Опубликовано: 11 декабря 2020 г.
Рубрики:

 1.

 Нашего героя зовут Исак, а фамилия его Гройсэр, что в переводе с идыша значит большой или можно даже сказать очень большой. Многие знакомые и даже дальние родственники говорили, что при росте метр пятьдесят девять Исаку бы больше подошла фамилия Маленький или Короткий. Но говорили они это шепотом. Вы спросите: “Почему шепотом? Что, не дай Бог, в доме лежит тяжело больной?” Нет, конечно. Дело в том, что Исак еще с очень юного возраста обладал очень горячим характером, и, если бы он услышал такие слова, то мог сильно нагрубить, а будучи не в настроении, мог устроить страшный тарарам с рукоприкладством. 

 Теперь, когда вы знаете кое-что об Исаке Гройсэре, вы конечно захотите узнать откуда у него ноги росли. А росли они с Одесской Молдаванки, а, если говорить точнее, то с улицы Костецкой, кишевшей во все времена бандитами и ворами, как коммунальная кухня кишела тараканами. И конечно, в его жилах рано или поздно должна была заиграть горячая кровь этой улицы. Заиграла она уже тогда, когда Исачку, так называла его бабка Хана, исполнилось десять лет. Сразу после войны, когда Одесса жила холодной и голодной жизнью, Исачок занялся вплотную продовольственным вопросом.
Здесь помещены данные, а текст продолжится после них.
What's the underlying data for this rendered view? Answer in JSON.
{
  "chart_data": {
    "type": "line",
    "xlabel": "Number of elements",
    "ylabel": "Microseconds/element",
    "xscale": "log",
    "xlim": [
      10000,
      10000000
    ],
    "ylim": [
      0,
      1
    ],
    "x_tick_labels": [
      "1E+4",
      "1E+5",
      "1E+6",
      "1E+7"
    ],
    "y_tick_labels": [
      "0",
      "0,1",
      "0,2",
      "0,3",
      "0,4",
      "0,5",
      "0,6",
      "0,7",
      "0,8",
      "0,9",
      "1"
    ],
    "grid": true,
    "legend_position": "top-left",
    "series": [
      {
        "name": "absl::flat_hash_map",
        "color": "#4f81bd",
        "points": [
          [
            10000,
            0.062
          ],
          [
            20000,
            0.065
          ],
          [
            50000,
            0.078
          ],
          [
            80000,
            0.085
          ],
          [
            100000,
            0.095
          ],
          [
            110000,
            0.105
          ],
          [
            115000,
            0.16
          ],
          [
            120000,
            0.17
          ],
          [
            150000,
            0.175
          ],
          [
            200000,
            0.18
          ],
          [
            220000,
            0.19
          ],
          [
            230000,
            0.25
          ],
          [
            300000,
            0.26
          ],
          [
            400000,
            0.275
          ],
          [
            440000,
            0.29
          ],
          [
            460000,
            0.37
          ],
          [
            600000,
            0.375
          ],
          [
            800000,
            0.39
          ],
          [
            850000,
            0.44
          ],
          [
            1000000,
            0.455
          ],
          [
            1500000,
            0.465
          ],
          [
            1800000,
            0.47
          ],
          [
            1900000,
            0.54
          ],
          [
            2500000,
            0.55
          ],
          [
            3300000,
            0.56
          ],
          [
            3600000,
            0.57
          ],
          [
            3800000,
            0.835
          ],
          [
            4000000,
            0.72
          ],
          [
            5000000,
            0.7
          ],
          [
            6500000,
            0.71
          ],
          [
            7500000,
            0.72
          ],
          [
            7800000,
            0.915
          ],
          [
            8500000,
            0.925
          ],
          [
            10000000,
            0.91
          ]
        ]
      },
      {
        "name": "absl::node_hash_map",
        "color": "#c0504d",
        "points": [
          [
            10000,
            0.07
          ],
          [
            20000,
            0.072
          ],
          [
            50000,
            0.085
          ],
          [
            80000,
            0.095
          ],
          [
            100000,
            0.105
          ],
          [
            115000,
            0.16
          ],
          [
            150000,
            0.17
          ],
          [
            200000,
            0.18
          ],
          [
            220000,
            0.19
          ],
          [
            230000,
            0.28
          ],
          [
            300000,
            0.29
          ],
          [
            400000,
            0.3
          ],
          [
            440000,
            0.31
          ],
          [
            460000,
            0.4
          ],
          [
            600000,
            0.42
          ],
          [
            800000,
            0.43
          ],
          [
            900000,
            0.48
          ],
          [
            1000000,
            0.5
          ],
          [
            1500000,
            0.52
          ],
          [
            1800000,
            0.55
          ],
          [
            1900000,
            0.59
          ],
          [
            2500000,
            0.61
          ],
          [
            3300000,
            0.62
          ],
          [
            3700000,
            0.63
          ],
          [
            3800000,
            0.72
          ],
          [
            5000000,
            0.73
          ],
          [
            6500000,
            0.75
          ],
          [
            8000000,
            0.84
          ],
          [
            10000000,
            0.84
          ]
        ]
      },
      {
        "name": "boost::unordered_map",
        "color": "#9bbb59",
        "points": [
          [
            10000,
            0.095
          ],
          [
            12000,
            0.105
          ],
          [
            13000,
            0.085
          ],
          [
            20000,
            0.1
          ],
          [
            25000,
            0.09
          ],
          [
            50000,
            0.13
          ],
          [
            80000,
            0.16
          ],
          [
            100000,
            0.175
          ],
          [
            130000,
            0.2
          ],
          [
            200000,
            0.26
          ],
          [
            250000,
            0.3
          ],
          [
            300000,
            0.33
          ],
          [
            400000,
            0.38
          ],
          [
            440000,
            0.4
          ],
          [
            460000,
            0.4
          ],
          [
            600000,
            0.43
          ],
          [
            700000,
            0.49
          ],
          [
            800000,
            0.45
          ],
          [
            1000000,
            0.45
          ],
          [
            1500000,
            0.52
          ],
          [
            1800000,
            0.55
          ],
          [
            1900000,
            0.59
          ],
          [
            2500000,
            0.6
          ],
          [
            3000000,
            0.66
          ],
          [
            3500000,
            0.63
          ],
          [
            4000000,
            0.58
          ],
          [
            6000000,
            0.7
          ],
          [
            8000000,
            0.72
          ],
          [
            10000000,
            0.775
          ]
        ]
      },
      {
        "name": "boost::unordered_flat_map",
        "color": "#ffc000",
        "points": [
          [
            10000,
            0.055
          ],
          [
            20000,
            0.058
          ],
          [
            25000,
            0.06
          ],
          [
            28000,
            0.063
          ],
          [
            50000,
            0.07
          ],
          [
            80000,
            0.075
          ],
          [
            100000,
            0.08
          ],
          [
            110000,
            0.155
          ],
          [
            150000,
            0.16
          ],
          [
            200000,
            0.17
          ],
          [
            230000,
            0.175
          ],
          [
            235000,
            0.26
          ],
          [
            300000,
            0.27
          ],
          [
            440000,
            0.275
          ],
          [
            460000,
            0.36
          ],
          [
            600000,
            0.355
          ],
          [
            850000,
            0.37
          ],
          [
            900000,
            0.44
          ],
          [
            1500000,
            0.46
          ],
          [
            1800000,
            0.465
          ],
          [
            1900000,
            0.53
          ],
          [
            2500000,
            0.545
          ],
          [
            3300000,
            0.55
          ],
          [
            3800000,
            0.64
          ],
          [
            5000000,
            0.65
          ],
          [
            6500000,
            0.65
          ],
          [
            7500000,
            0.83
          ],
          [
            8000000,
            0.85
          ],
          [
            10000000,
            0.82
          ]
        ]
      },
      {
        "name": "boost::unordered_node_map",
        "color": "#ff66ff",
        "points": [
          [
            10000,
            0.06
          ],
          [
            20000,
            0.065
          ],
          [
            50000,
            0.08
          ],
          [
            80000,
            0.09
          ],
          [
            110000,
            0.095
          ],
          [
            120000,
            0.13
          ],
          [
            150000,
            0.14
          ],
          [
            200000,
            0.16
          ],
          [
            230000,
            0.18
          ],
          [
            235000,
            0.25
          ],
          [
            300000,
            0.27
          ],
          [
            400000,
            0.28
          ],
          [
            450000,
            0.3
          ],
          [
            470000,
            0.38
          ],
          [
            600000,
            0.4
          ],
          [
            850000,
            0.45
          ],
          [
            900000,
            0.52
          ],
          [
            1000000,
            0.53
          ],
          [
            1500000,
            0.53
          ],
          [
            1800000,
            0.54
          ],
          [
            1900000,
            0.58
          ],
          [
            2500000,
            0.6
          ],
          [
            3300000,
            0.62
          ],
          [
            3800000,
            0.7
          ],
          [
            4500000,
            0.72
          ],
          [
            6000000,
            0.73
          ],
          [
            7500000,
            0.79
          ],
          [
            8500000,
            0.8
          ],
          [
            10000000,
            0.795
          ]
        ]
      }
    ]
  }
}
И что вы думаете, он придумал? Он цеплялся за грузовик или подводу, везущие на рынок продукт, который можно было жевать или варить, и проволочным крюком сбрасывал на дорогу все то, что плохо лежало. От яблок, например, до коровьей головы вместе с ее ленивыми мозгами и языком. Все домашние были довольны, в том числе соседи по коммунальной кухне, которым доставались всякие излишки молодежного бизнеса. Но больше всех была довольна бабка Хана, страдавшая от низкого гемоглабина в крови. “Это мозги помогли мне с кровью, - “говорила она соседям. А когда Исаку стукнуло пятнадцать лет, ему надоело быть кустарем-одиночкой и он решил пристать к одной шайке-лейке.

Он не подавал заявления с просьбой принять на работу. Он просто сказал главарю шайки Борьке Волку : “Меня зовут Исак Гройсэр, и я могу быть вам полезен.” Он говорил, будучи на сто процентов уверенным, что работа уже у него в кармане. Но неожиданно, в расцвете своих творческих сил, он получил отказ. И из-за чего? Из-за ерунды. Из-за маленького роста. Главарь банды Борька Волк, посоветовшись с ребятами, сказал: “Нет, не подходишь. Подрастешь немного, тогда приходи.” Это был удар ниже пояса, но Исак пережил его.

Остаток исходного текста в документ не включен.